Mumbai:  On September 24, U.S. Consul General Tom Vajda and Dr. Bhau Daji Lad Museum Honorary Director and Managing Trustee Tasneem Zakaria Mehta jointly launched the “Kindred Nations: The United States and India, 1783-1947”exhibit at Dr. Bhau Daji Lad Museum in Mumbai.  Kindred Nations showcases U.S.-India relations over the past two centuries through historical images gathered from museums and personal collections.

The Kindred Nations exhibit will be on display at Dr. Bhau Daji Lad Museum from September 24, 2015 until October 24, 2015.  Sponsored by U.S. Embassy New Delhi and created in cooperation with the Meridian International Center, Kindred Nations also will be displayed in New Delhi, Hyderabad, Kolkata, and Chennai.

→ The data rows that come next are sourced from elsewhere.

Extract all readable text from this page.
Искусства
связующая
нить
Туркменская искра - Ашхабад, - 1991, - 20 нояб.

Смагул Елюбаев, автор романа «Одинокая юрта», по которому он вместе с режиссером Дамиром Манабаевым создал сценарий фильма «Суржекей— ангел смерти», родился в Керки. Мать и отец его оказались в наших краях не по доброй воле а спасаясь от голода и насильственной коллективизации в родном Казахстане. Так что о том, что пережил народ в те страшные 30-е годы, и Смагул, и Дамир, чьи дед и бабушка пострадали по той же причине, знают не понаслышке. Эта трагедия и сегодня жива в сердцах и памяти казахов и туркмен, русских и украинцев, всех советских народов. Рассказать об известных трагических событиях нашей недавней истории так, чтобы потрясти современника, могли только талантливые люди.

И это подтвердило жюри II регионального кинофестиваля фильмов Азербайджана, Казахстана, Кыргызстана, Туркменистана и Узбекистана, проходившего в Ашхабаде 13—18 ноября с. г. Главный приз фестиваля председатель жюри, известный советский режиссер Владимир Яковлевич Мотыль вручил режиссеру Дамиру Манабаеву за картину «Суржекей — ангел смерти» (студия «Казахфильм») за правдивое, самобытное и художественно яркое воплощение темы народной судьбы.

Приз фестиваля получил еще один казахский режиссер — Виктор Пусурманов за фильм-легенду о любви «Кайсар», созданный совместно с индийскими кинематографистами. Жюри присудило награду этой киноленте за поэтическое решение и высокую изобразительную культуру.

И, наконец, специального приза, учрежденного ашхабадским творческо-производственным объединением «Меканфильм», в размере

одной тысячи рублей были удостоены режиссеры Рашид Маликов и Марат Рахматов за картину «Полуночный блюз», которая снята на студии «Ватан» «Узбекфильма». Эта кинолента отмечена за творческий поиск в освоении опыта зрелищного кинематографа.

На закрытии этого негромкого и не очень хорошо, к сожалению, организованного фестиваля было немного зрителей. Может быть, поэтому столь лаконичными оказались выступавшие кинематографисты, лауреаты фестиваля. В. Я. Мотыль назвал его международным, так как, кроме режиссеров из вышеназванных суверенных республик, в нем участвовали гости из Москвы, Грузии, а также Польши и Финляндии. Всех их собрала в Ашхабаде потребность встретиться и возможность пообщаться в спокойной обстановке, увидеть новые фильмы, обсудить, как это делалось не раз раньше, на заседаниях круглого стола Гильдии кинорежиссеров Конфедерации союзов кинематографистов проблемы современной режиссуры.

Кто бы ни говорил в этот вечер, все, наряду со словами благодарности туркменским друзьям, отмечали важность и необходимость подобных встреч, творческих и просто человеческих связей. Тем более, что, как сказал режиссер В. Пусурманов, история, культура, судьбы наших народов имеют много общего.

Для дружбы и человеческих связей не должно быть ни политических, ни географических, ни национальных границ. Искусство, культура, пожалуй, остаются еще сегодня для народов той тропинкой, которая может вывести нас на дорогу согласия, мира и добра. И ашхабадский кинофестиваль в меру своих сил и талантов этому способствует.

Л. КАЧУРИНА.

U.S. Consul General Tom Vajda said of the Kindred Nations exhibit: “I am delighted to celebrate the historical connections and exchanges between the United States and India. Kindred Nations offers a visual and cultural experience for every Mumbaikar. The photographs, documents, and art on display trace the rich historical linkages between our two great nations, which has culminated in the strong partnership that we enjoy today.”  At the launch, Consul General Vajda highlighted old photographs that capture our two countries shared values, including a photo of American women picketing in support of Indian independence outside the British Embassy to the United States in 1943.

The exhibit features several works related specifically to Mumbai.  The Singer Manufacturing Company’s office, for example, is the subject of a wonderful period portrait, just as the old photograph of ice houses in Bombay piques curiosity about the ice cargo exchange between the United States and India.  The 1880 photograph of Anandibai Joshee, the first Indian woman to earn a medical degree in the United States, speaks of academic exchanges, and the picture of Ragini Devi (Bombay, 1933) features an American performer, born as Esther Sherman, who travelled to India to study Indian dance.

Kindred Nations includes unique and largely unseen images that testify to the depth of historical ties between the United States and India.  The exhibit’s photographs and documents capture experiences across all parts of society: government leaders, merchants, immigrants, artists, educators, and students, each narrative offering different glimpses into the history of the U.S.-India relationship.  While much focus has been placed on U.S.-India relations after India achieved independence, Kindred Nations highlights the 150 years prior to independence.

The Kindred Nations exhibit at Dr. Bhau Daji Lad Museum coincides with the first-ever U.S.-India Partnership Day.  In 2014, the U.S. Senate declared U.S.-India Partnership Day would be celebrated every September 30 in recognition of our two countries’ contributions to each other and the special and permanent bond between us.